How is ACR’s team able to boost returns for the projects it acquires?
Achieving investment returns means understanding the potential value of assets and delivering this value to tenants efficiently.
Through strategic asset enhancement initiatives, we can improve the sustainability of properties to bring them into line with the ESG requirements of international occupiers, while also adding wellness elements and other staff-friendly features which ensure that our occupiers have an edge in the race for talent.
We also see community as integral to our mission and seek to create groups of tenants which complement each other and allow occupiers to collaborate and find synergies within the property and the district.
This approach, and the systems that we use to implement it, remain constant whether the project is a simple repositioning or a full-scale transformation. To ensure world-class portfolio management, ACR has developed a dedicated asset-light operations team named “YESS” which specialises in making sure that the new economy projects meet the demands of occupiers and deliver maximum returns for investors.
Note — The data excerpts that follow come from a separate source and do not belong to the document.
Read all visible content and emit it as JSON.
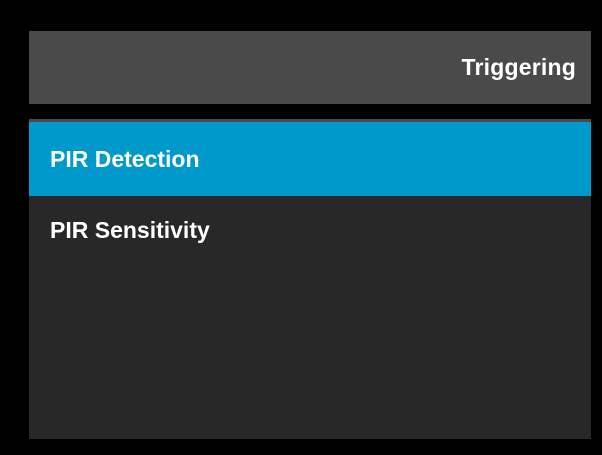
{
  "header": {
    "title": "Triggering"
  },
  "menu": {
    "items": [
      {
        "label": "PIR Detection",
        "selected": true
      },
      {
        "label": "PIR Sensitivity",
        "selected": false
      }
    ]
  },
  "colors": {
    "background": "#000000",
    "header_bg": "#4a4a4a",
    "panel_bg": "#282828",
    "selected_bg": "#0099cc",
    "text": "#ffffff"
  }
}
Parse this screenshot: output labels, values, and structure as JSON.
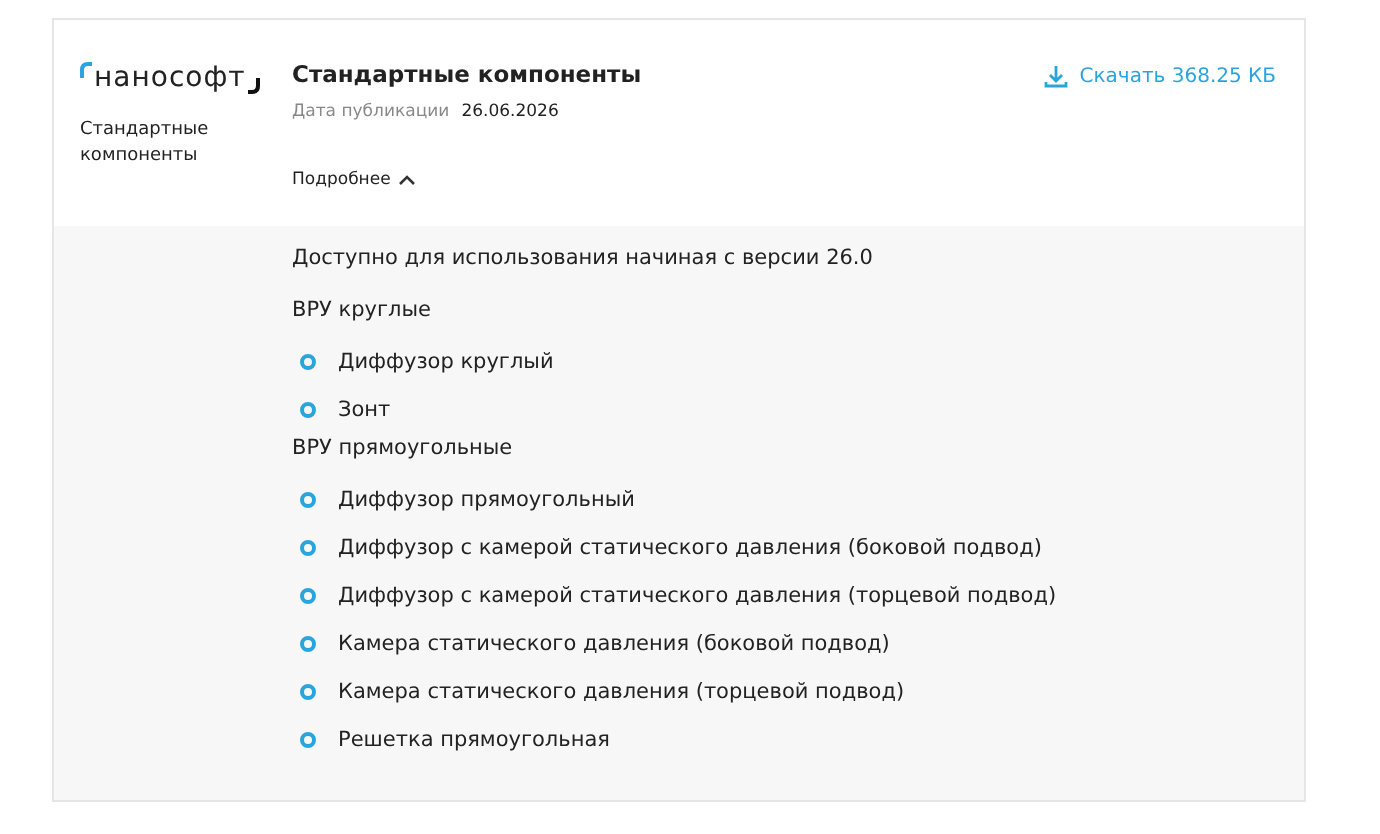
{
  "logo": {
    "text": "нанософт",
    "caption": "Стандартные компоненты"
  },
  "title": "Стандартные компоненты",
  "date": {
    "label": "Дата публикации",
    "value": "26.06.2026"
  },
  "download": {
    "label": "Скачать 368.25 КБ"
  },
  "details": {
    "label": "Подробнее",
    "expanded": true
  },
  "intro": "Доступно для использования начиная с версии 26.0",
  "groups": [
    {
      "heading": "ВРУ круглые",
      "items": [
        "Диффузор круглый",
        "Зонт"
      ]
    },
    {
      "heading": "ВРУ прямоугольные",
      "items": [
        "Диффузор прямоугольный",
        "Диффузор с камерой статического давления (боковой подвод)",
        "Диффузор с камерой статического давления (торцевой подвод)",
        "Камера статического давления (боковой подвод)",
        "Камера статического давления (торцевой подвод)",
        "Решетка прямоугольная"
      ]
    }
  ]
}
As ACR’s newest real estate service platform, YESS provides comprehensive asset management services for portfolio properties under the firm’s proprietary operation model, including planning and positioning, renovation and enhancement, and Investment operation management.
Beyond ensuring efficient management of its portfolio properties, ACR is also enhancing returns for our investors by branching out into new asset classes, with our company currently developing a multi-family strategy which will acquire and manage rental residential assets in communities which are seeing an influx of white-collar professionals.
Some of China’s property developers are still struggling to recover after the pandemic, how is ACR different from other real estate investment ventures?
As a fund investor focused on China’s new economy sectors, ACR works with developers, finance firms and official bodies to direct capital where it is most useful and creates the greatest returns.
With China’s capital markets developing, this means creating single asset funds, pooled funds, and debt funds to acquire assets, with ACR also practiced in real estate mergers and acquisitions.
Once assets are acquired, ACR is able to leverage its asset management resources to maximise returns and with China’s pilot REIT regime expanding, our company is already supporting listed real estate investment trust to ensure the stability of asset values and help investors to attain profitable exits.
What is ACR working on as China’s economy is set to rebound in the second of half of 2023 and into 2024?
Our company is constantly expanding its portfolio while also ensuring that our existing projects offer state of the art communities for China’s new economy.
In addition to the Diamond Tower in Beijing and the two Shanghai projects I mentioned in Pujiang and Zhangjiang, ACR also has a third Shanghai complex – a business parks focused on R&D for high tech industries in northern Jing’An district.
Like ACR’s Pujiang project, the Jing’An project is currently under development with leasing already underway, with both properties targeting clients in the biomedical, TMT and other high tech sectors.
ACR is also developing additional projects, including a business park catering to back office operations and business process outsourcing requirements in Pudong’s Zhangjiang Science City.
Situated at the entrance of the Zhangjiang tech cluster, the facility provides a commercial hub in an area which has become a top destination for Shanghai’s white collar workforce.
With these projects in line with the fastest growing industries in China, we are eager to acquire more assets and see attractive opportunities for further acquisitions this year. We welcome the opportunity to speak with like-minded investors which are interested in working with us on these strategies.